La longue période des vice-rois espagnols, dont le personnage le plus éminent fut don Pedro de Toledo, qui régna entre 1532 et 1553, aggrava les conditions sociales de Naples, en donnant naissance au phénomène du surpeuplement et en faisant connaître des évènements dramatiques: l'éruption du Vésuve en 1631; la révolte de 1647 guidée par Masaniello; la peste et le tremblement de terre de 1656, qui provoquèrent des démolitions et des spéculations telles qu’elles conduisirent Carlo Celano à écrire, en 1692, que les architectes en cette période firent plus de dégâts du tremblement de terre même. Occupée par les Autrichiens en 1707 (dans la période de la guerre de Succession espagnole), en 1734 la ville fut assignée avec le royaume à Charles de Bourbon, premier souverain d’une dynastie qui, chassée temporairement d’abord par la République parthénopéenne de 1799, ensuite par les royaumes de Joseph Bonaparte et Joachim Murat (1806-1815), fut chassée définitivement en 1860 par l’occupation garibaldienne.

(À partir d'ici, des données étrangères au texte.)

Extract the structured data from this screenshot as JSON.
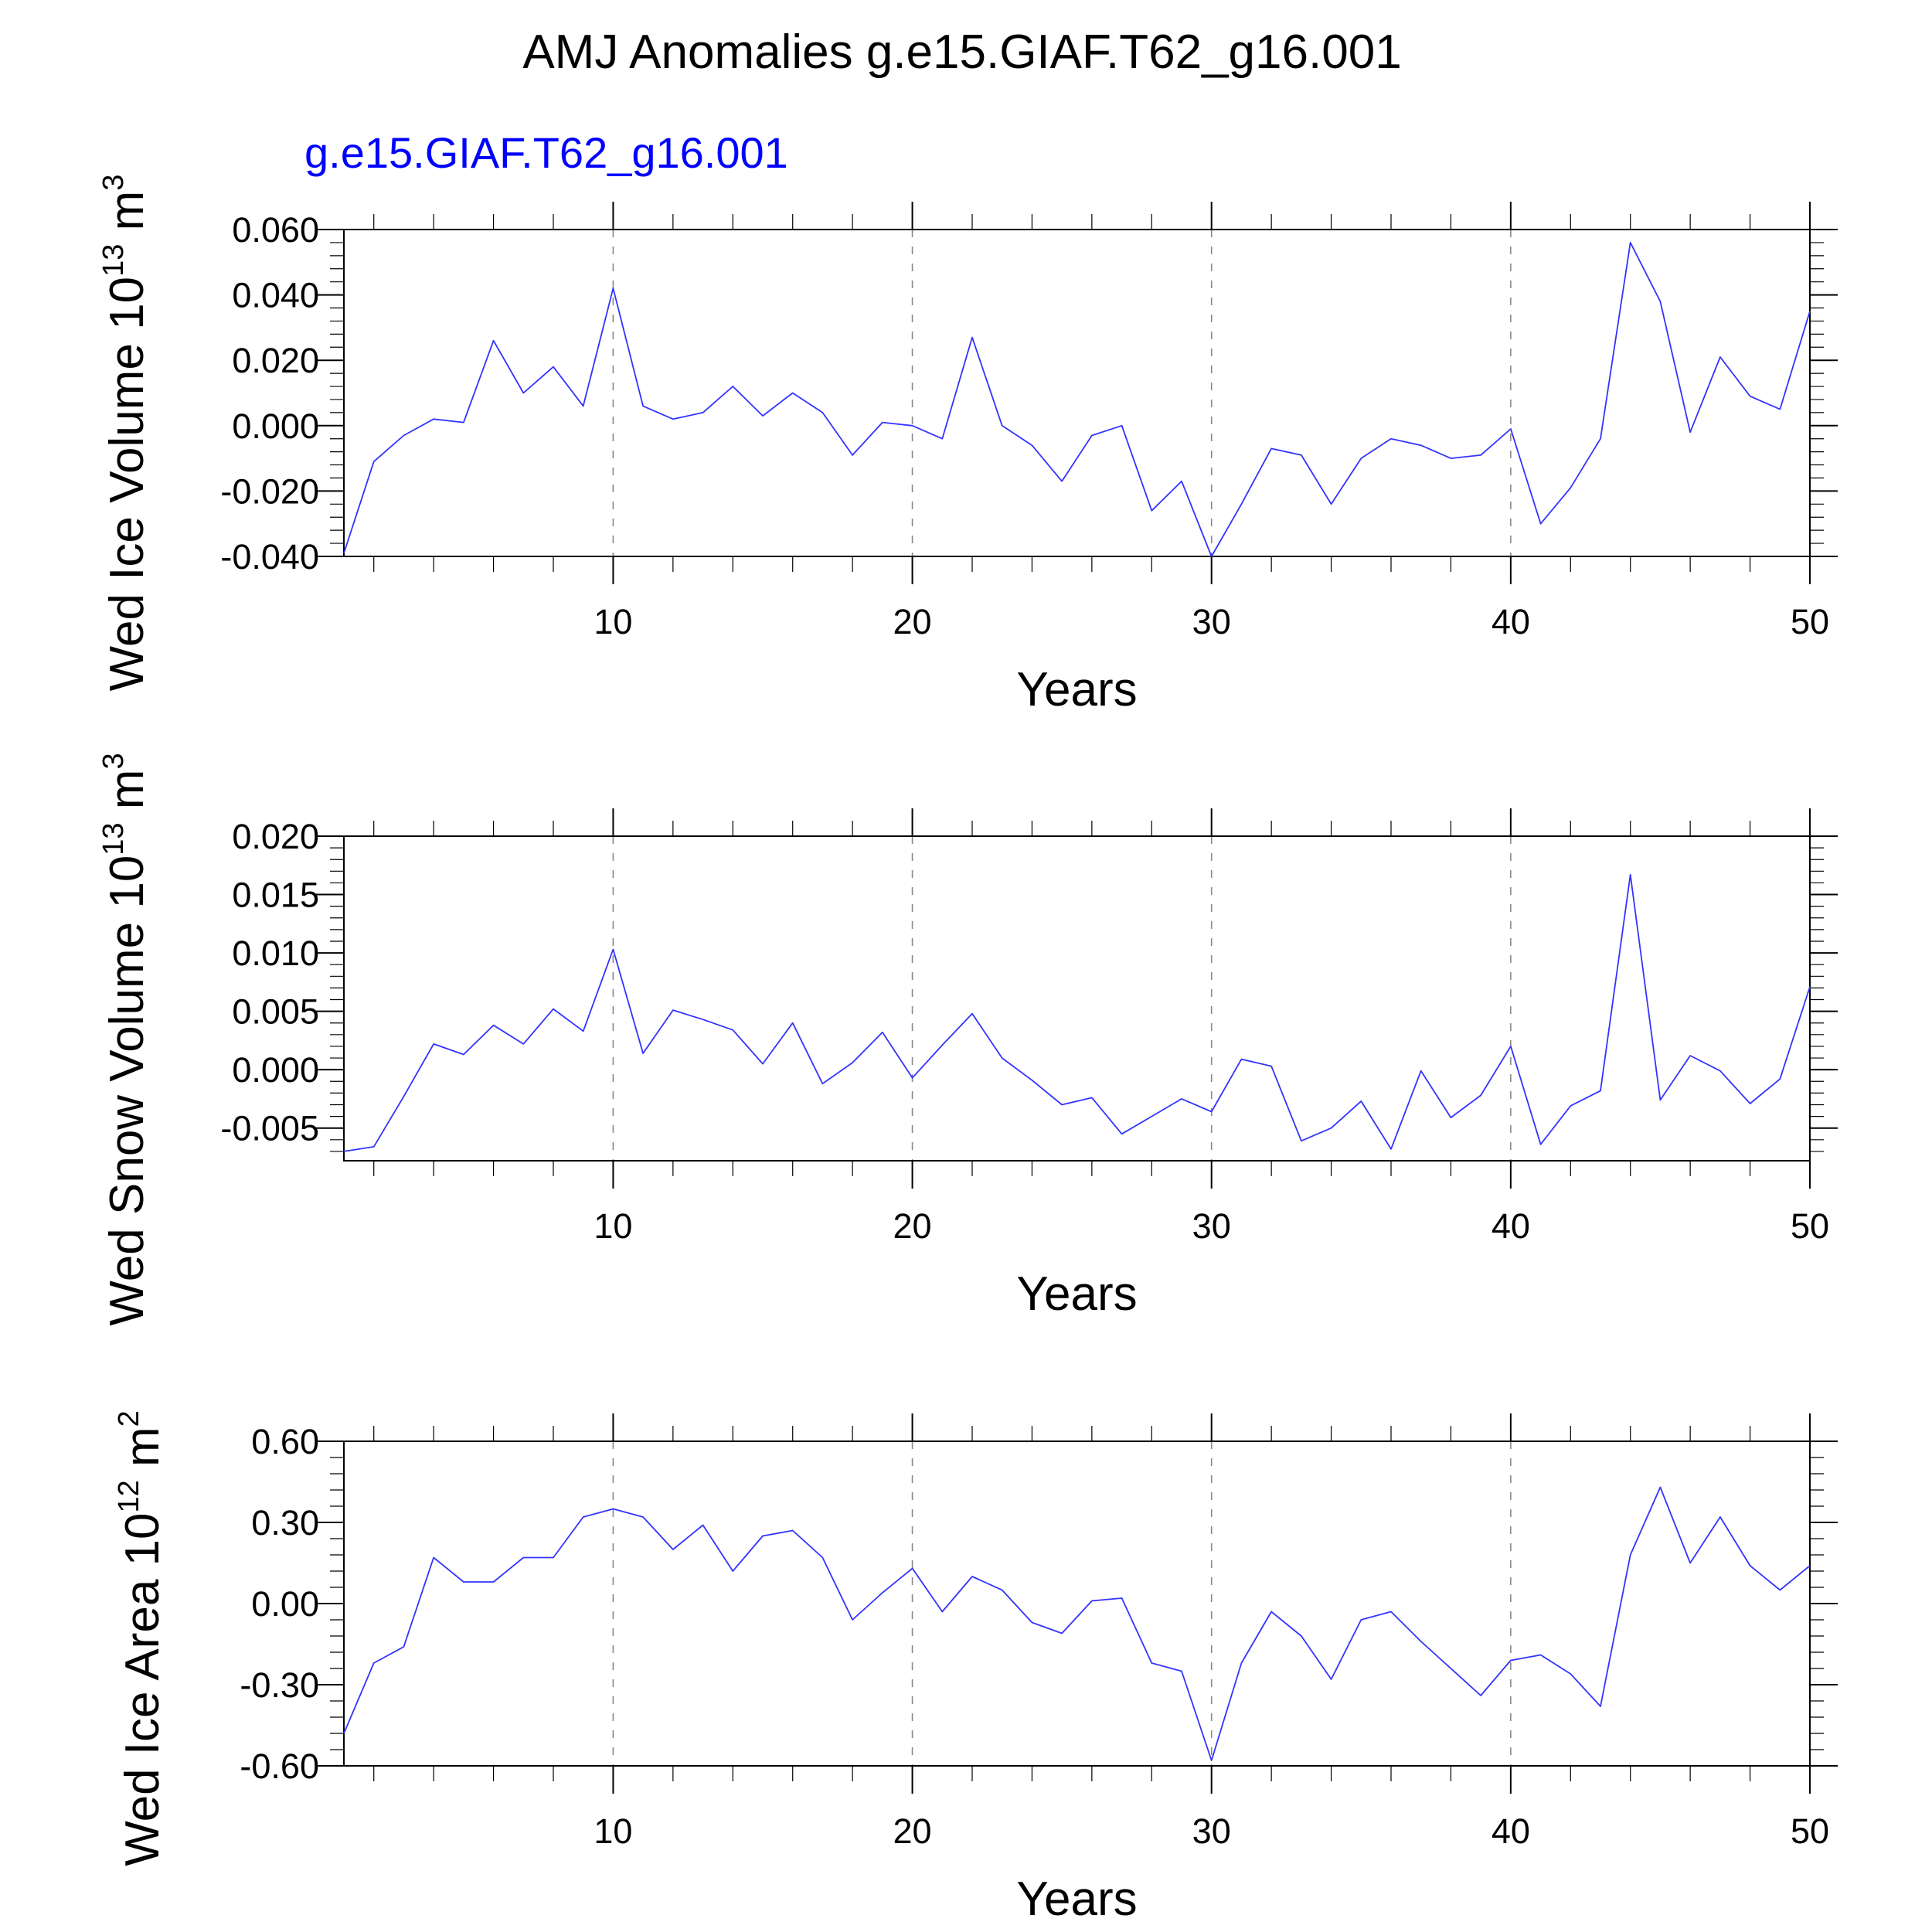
{
  "title": "AMJ Anomalies g.e15.GIAF.T62_g16.001",
  "subtitle": "g.e15.GIAF.T62_g16.001",
  "colors": {
    "series": "#3333ff",
    "subtitle": "#0000ff",
    "frame": "#000000",
    "grid": "#888888"
  },
  "chart_data": [
    {
      "type": "line",
      "ylabel": {
        "text": "Wed Ice Volume 10",
        "sup1": "13",
        "mid": " m",
        "sup2": "3"
      },
      "xlabel": "Years",
      "xlim": [
        1,
        50
      ],
      "ylim": [
        -0.04,
        0.06
      ],
      "x_ticks": [
        "10",
        "20",
        "30",
        "40",
        "50"
      ],
      "y_ticks": [
        "-0.040",
        "-0.020",
        "0.000",
        "0.020",
        "0.040",
        "0.060"
      ],
      "grid": "vertical dashed at major x ticks",
      "series": [
        {
          "x": [
            1,
            2,
            3,
            4,
            5,
            6,
            7,
            8,
            9,
            10,
            11,
            12,
            13,
            14,
            15,
            16,
            17,
            18,
            19,
            20,
            21,
            22,
            23,
            24,
            25,
            26,
            27,
            28,
            29,
            30,
            31,
            32,
            33,
            34,
            35,
            36,
            37,
            38,
            39,
            40,
            41,
            42,
            43,
            44,
            45,
            46,
            47,
            48,
            49,
            50
          ],
          "values": [
            -0.039,
            -0.011,
            -0.003,
            0.002,
            0.001,
            0.026,
            0.01,
            0.018,
            0.006,
            0.042,
            0.006,
            0.002,
            0.004,
            0.012,
            0.003,
            0.01,
            0.004,
            -0.009,
            0.001,
            0.0,
            -0.004,
            0.027,
            0.0,
            -0.006,
            -0.017,
            -0.003,
            0.0,
            -0.026,
            -0.017,
            -0.04,
            -0.024,
            -0.007,
            -0.009,
            -0.024,
            -0.01,
            -0.004,
            -0.006,
            -0.01,
            -0.009,
            -0.001,
            -0.03,
            -0.019,
            -0.004,
            0.056,
            0.038,
            -0.002,
            0.021,
            0.009,
            0.005,
            0.035
          ]
        }
      ]
    },
    {
      "type": "line",
      "ylabel": {
        "text": "Wed Snow Volume 10",
        "sup1": "13",
        "mid": " m",
        "sup2": "3"
      },
      "xlabel": "Years",
      "xlim": [
        1,
        50
      ],
      "ylim": [
        -0.0078,
        0.02
      ],
      "x_ticks": [
        "10",
        "20",
        "30",
        "40",
        "50"
      ],
      "y_ticks": [
        "-0.005",
        "0.000",
        "0.005",
        "0.010",
        "0.015",
        "0.020"
      ],
      "grid": "vertical dashed at major x ticks",
      "series": [
        {
          "x": [
            1,
            2,
            3,
            4,
            5,
            6,
            7,
            8,
            9,
            10,
            11,
            12,
            13,
            14,
            15,
            16,
            17,
            18,
            19,
            20,
            21,
            22,
            23,
            24,
            25,
            26,
            27,
            28,
            29,
            30,
            31,
            32,
            33,
            34,
            35,
            36,
            37,
            38,
            39,
            40,
            41,
            42,
            43,
            44,
            45,
            46,
            47,
            48,
            49,
            50
          ],
          "values": [
            -0.007,
            -0.0066,
            -0.0023,
            0.0022,
            0.0013,
            0.0038,
            0.0022,
            0.0052,
            0.0033,
            0.0103,
            0.0014,
            0.0051,
            0.0043,
            0.0034,
            0.0005,
            0.004,
            -0.0012,
            0.0006,
            0.0032,
            -0.0007,
            0.0021,
            0.0048,
            0.001,
            -0.0009,
            -0.003,
            -0.0024,
            -0.0055,
            -0.004,
            -0.0025,
            -0.0036,
            0.0009,
            0.0003,
            -0.0061,
            -0.005,
            -0.0027,
            -0.0068,
            -0.0001,
            -0.0041,
            -0.0022,
            0.002,
            -0.0064,
            -0.0031,
            -0.0018,
            0.0167,
            -0.0026,
            0.0012,
            -0.0001,
            -0.0029,
            -0.0008,
            0.0071
          ]
        }
      ]
    },
    {
      "type": "line",
      "ylabel": {
        "text": "Wed Ice Area 10",
        "sup1": "12",
        "mid": " m",
        "sup2": "2"
      },
      "xlabel": "Years",
      "xlim": [
        1,
        50
      ],
      "ylim": [
        -0.6,
        0.6
      ],
      "x_ticks": [
        "10",
        "20",
        "30",
        "40",
        "50"
      ],
      "y_ticks": [
        "-0.60",
        "-0.30",
        "0.00",
        "0.30",
        "0.60"
      ],
      "grid": "vertical dashed at major x ticks",
      "series": [
        {
          "x": [
            1,
            2,
            3,
            4,
            5,
            6,
            7,
            8,
            9,
            10,
            11,
            12,
            13,
            14,
            15,
            16,
            17,
            18,
            19,
            20,
            21,
            22,
            23,
            24,
            25,
            26,
            27,
            28,
            29,
            30,
            31,
            32,
            33,
            34,
            35,
            36,
            37,
            38,
            39,
            40,
            41,
            42,
            43,
            44,
            45,
            46,
            47,
            48,
            49,
            50
          ],
          "values": [
            -0.48,
            -0.22,
            -0.16,
            0.17,
            0.08,
            0.08,
            0.17,
            0.17,
            0.32,
            0.35,
            0.32,
            0.2,
            0.29,
            0.12,
            0.25,
            0.27,
            0.17,
            -0.06,
            0.04,
            0.13,
            -0.03,
            0.1,
            0.05,
            -0.07,
            -0.11,
            0.01,
            0.02,
            -0.22,
            -0.25,
            -0.58,
            -0.22,
            -0.03,
            -0.12,
            -0.28,
            -0.06,
            -0.03,
            -0.14,
            -0.24,
            -0.34,
            -0.21,
            -0.19,
            -0.26,
            -0.38,
            0.18,
            0.43,
            0.15,
            0.32,
            0.14,
            0.05,
            0.14
          ]
        }
      ]
    }
  ]
}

La condition de Naples, à partir du Royaume d’Italie, se révéla contradictoire: d’un côté l’épidémie de colère de 1884, l'aggravation des problèmes socio-économiques hérités par le passé, les bombardements aériens de 1943 et, pour finir, le tremblement de terre de 1980; de l’autre côté les incessants signes de vitalité et de renaissance pour parvenir à être de nouveau la « grande , lumineuse et gentille ville » décrite par Giambattista Vico.